The regulatory agenda for asset managers and investment funds is now set against the most challenging economic and operational backdrop in living memory, the COVID-19 pandemic. KPMG International’s latest Evolving Asset Management Regulation report – now in its 10th year – finds that regulators have returned to their pre-pandemic agendas, but with new priorities and perspectives.
Regulators are seeking to encourage recovery and growth but are also demanding that firms take greater care of customers. Strong governance and good conduct have long been regulatory imperatives, but as we look ahead, firms’ duty of care is being reshaped and brought to the fore. Meanwhile, continued volatility in the capital markets has brought efforts to manage liquidity and leverage risk into sharp relief. It has also re-ignited debates about whether certain trading practices or fund types contribute to “systemic risk”.

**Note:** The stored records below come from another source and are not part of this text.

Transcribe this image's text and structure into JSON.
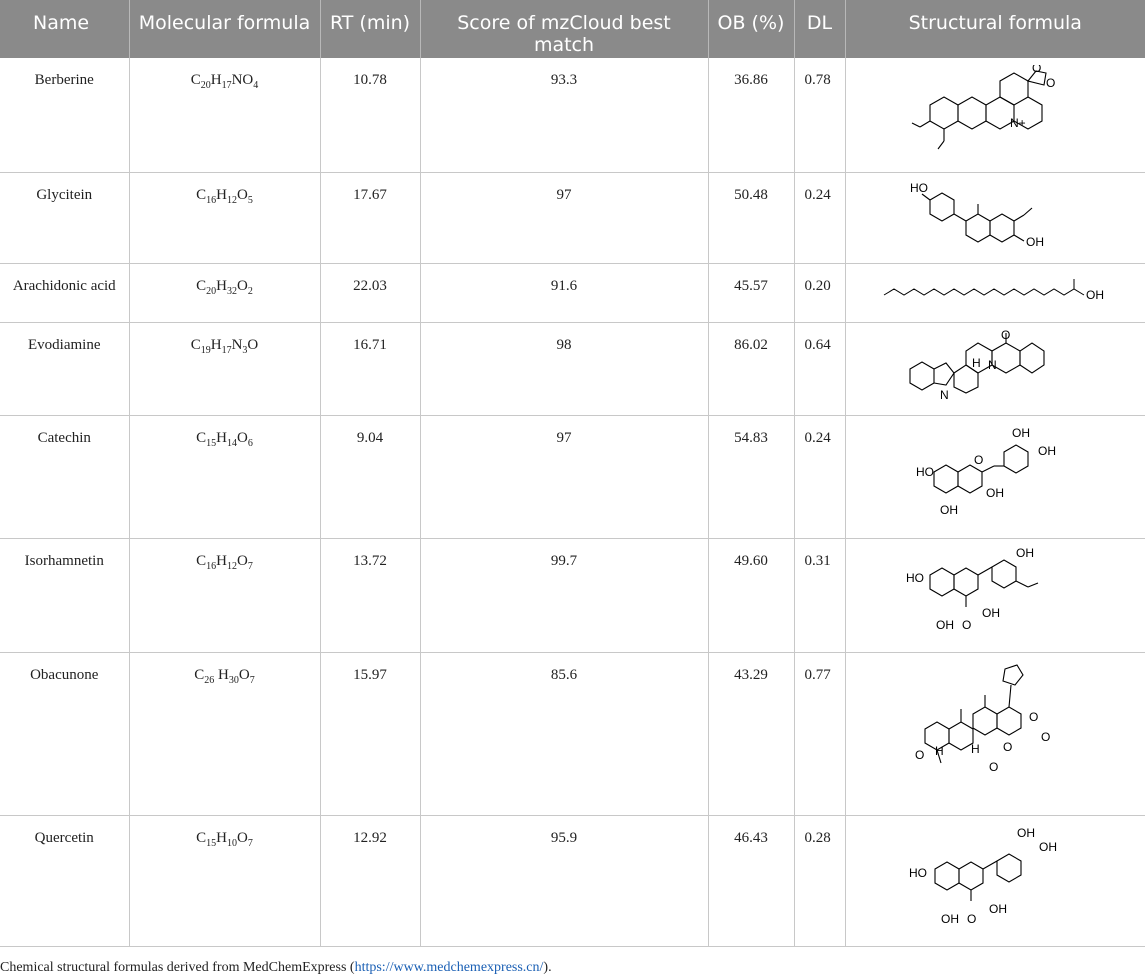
{
  "headers": {
    "name": "Name",
    "formula": "Molecular formula",
    "rt": "RT (min)",
    "score": "Score of mzCloud best match",
    "ob": "OB (%)",
    "dl": "DL",
    "structure": "Structural formula"
  },
  "rows": [
    {
      "name": "Berberine",
      "formula": "C20H17NO4",
      "rt": "10.78",
      "score": "93.3",
      "ob": "36.86",
      "dl": "0.78"
    },
    {
      "name": "Glycitein",
      "formula": "C16H12O5",
      "rt": "17.67",
      "score": "97",
      "ob": "50.48",
      "dl": "0.24"
    },
    {
      "name": "Arachidonic acid",
      "formula": "C20H32O2",
      "rt": "22.03",
      "score": "91.6",
      "ob": "45.57",
      "dl": "0.20"
    },
    {
      "name": "Evodiamine",
      "formula": "C19H17N3O",
      "rt": "16.71",
      "score": "98",
      "ob": "86.02",
      "dl": "0.64"
    },
    {
      "name": "Catechin",
      "formula": "C15H14O6",
      "rt": "9.04",
      "score": "97",
      "ob": "54.83",
      "dl": "0.24"
    },
    {
      "name": "Isorhamnetin",
      "formula": "C16H12O7",
      "rt": "13.72",
      "score": "99.7",
      "ob": "49.60",
      "dl": "0.31"
    },
    {
      "name": "Obacunone",
      "formula": "C26 H30O7",
      "rt": "15.97",
      "score": "85.6",
      "ob": "43.29",
      "dl": "0.77"
    },
    {
      "name": "Quercetin",
      "formula": "C15H10O7",
      "rt": "12.92",
      "score": "95.9",
      "ob": "46.43",
      "dl": "0.28"
    }
  ],
  "footnote": {
    "text_before": "Chemical structural formulas derived from MedChemExpress (",
    "link": "https://www.medchemexpress.cn/",
    "text_after": ")."
  },
  "structure_atom_labels": [
    "O",
    "N+",
    "HO",
    "OH",
    "H",
    "N",
    "O",
    "OH",
    "H",
    "O",
    "O"
  ]
}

Asset managers and regulators need to embrace the evolving new reality of an increasingly digital society, demands for sustainable finance and greater awareness of global interconnectedness. The use of technology has accelerated, enabling large-scale remote working and improving the efficiency of firms’ processes. Regulators are concerned that technology should be used to make things easier and cheaper for investors, while managing the increased risks of cybercrime.
The pandemic has also highlighted that all business sectors are deeply interconnected across borders, that societies of all types and wealth levels are vulnerable, and that the planet and environment are under increasing strain. Regulators are responding with new rules and changing supervisory expectations, on both environmental and social issues, including diversity.
Andrew Weir, Global Head of Asset Management, KPMG, said: “Asset managers and investment funds have largely remained resilient. The industry is now being called upon to help the recovery as we ease out of lockdown. Regulators are considering what lessons should be learnt by the industry from this crisis and firms will have to demonstrate that they have done so. Given asset values remain volatile, it may take some time for firms to regain their financial positions. Combined with changing investor demands and the need for technological transformation, this could lead to mergers, a re-focusing of businesses and changes to outsourcing practices.”
Julie Patterson, Head of Asset Management, Regulatory Change, KPMG in the UK, added: “The pandemic has accentuated demands for climate-aware investing and the ethical treatment of individuals. Sustainable finance needs to be embraced across every aspect of firms’ business models, operations and communications.”
Antonis Rouvas, Board Member and Head of Asset Management at KPMG in Cyprus said: “The pandemic has served as an accelerator into the trends we have seen over in the last few years, including the digital transformation, customer experience and ESG themes. Cyprus funds have a key role to play in not only the recovery but in the emergence of the new global economy which will be more connected, more digital and with a focus on environmental, social and governance themes.”
The report also looks at the opportunities and challenges ahead for the sector in the form of new fund vehicles, a loosening of rules on underlying assets and increased opportunities in the retirement savings market. Regulations that prevent cross-border business or impact firms in other jurisdictions are being addressed. Conversely, regulatory and fiscal demands for firms to have “substance” in a jurisdiction have increased, and the UK’s departure from the EU has created new borders that the industry must navigate.